Y señalando la alianza, añadí:
—¿Está usted casado?
—¡Ya lo creo! —contestó con una sombría complacencia—.
Tengo mujer y tengo hijos… Lo tengo todo.
—¿Y es guapa su mujer? —pregunté tímidamente.
—Menos que usted —repuso sin sonreír, con voz muy baja y enfática, como si acabara de enunciar una verdad importante.
Y con la mano del anillo intentó coger mi mano. Lo evité instintivamente y le pregunté al azar:
—¿Y vive usted con ella?
—No —respondió—. Ella está…
Nombró una lejana ciudad de provincias y prosiguió:
—Yo estoy aquí. Vivo solo y espero que usted vendrá un día a visitarme.
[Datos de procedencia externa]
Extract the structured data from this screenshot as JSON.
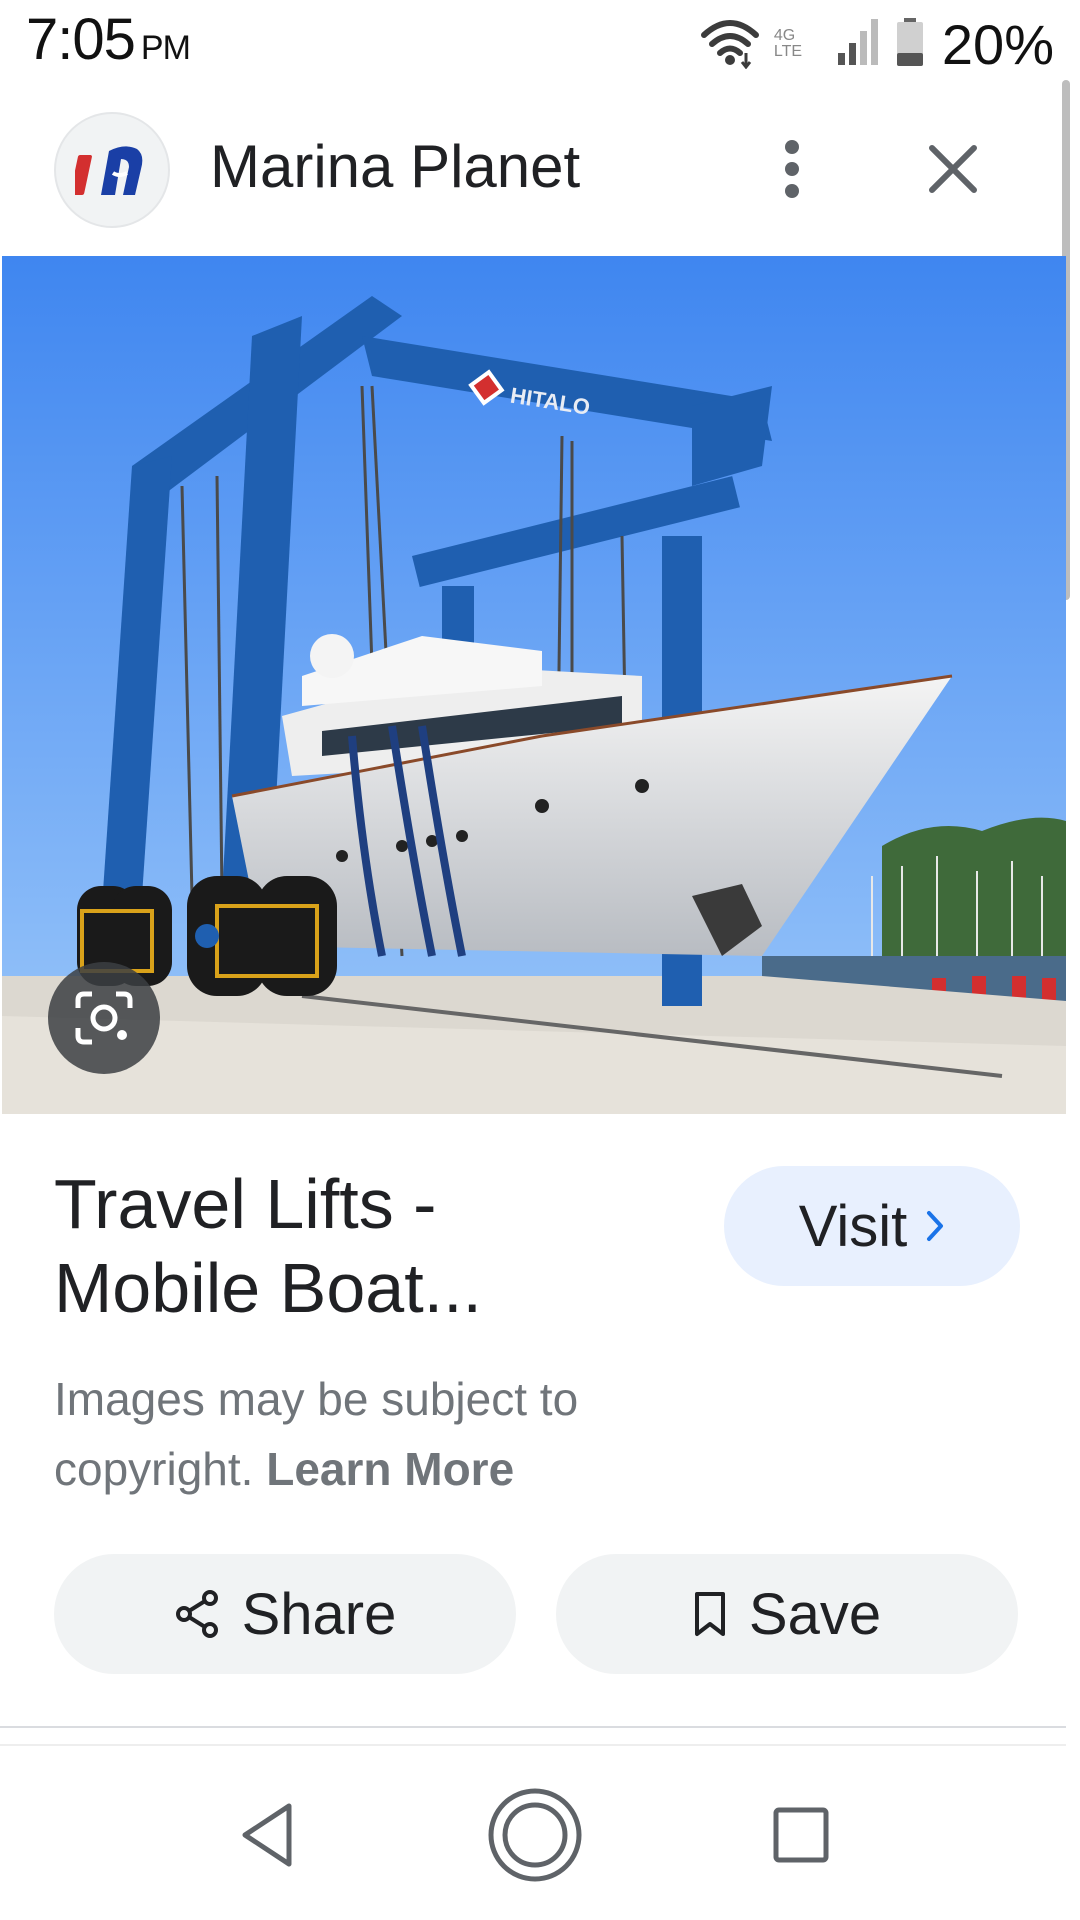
{
  "status_bar": {
    "time": "7:05",
    "ampm": "PM",
    "network": "4G LTE",
    "battery": "20%",
    "icons": [
      "wifi-icon",
      "lte-icon",
      "signal-icon",
      "battery-icon"
    ]
  },
  "header": {
    "site_name": "Marina Planet",
    "logo_icon": "marina-planet-logo",
    "more_icon": "more-vert-icon",
    "close_icon": "close-icon"
  },
  "image": {
    "gantry_label": "HITALO",
    "lens_icon": "lens-search-icon"
  },
  "result": {
    "title_line1": "Travel Lifts -",
    "title_line2": "Mobile Boat...",
    "visit_label": "Visit",
    "visit_icon": "chevron-right-icon"
  },
  "notice": {
    "text": "Images may be subject to copyright.",
    "link": "Learn More"
  },
  "actions": {
    "share_label": "Share",
    "share_icon": "share-icon",
    "save_label": "Save",
    "save_icon": "bookmark-icon"
  },
  "nav": {
    "back_icon": "back-icon",
    "home_icon": "home-icon",
    "recents_icon": "recents-icon"
  },
  "colors": {
    "accent": "#1a73e8",
    "visit_bg": "#e8f0fe",
    "pill_bg": "#f1f3f4",
    "secondary_text": "#70757a",
    "gantry_blue": "#1f5fb0"
  }
}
Fingí no haber oído estas palabras pronunciadas en un tono trágico y casi convulso y pregunté:
—¿Por qué? ¿No le gusta vivir con su esposa?
—Estamos separados legalmente —explicó haciendo una mueca—. Cuando me casé era un muchacho… Fue mi madre la que arregló lo del matrimonio. Ya sabe usted cómo suceden esas cosas. Una chica de buena familia con una buena dote… Los padres arreglan los matrimonios y después son los hijos los que tienen que casarse… ¿Vivir con mi mujer…? ¿Es que viviría alguien con una mujer así?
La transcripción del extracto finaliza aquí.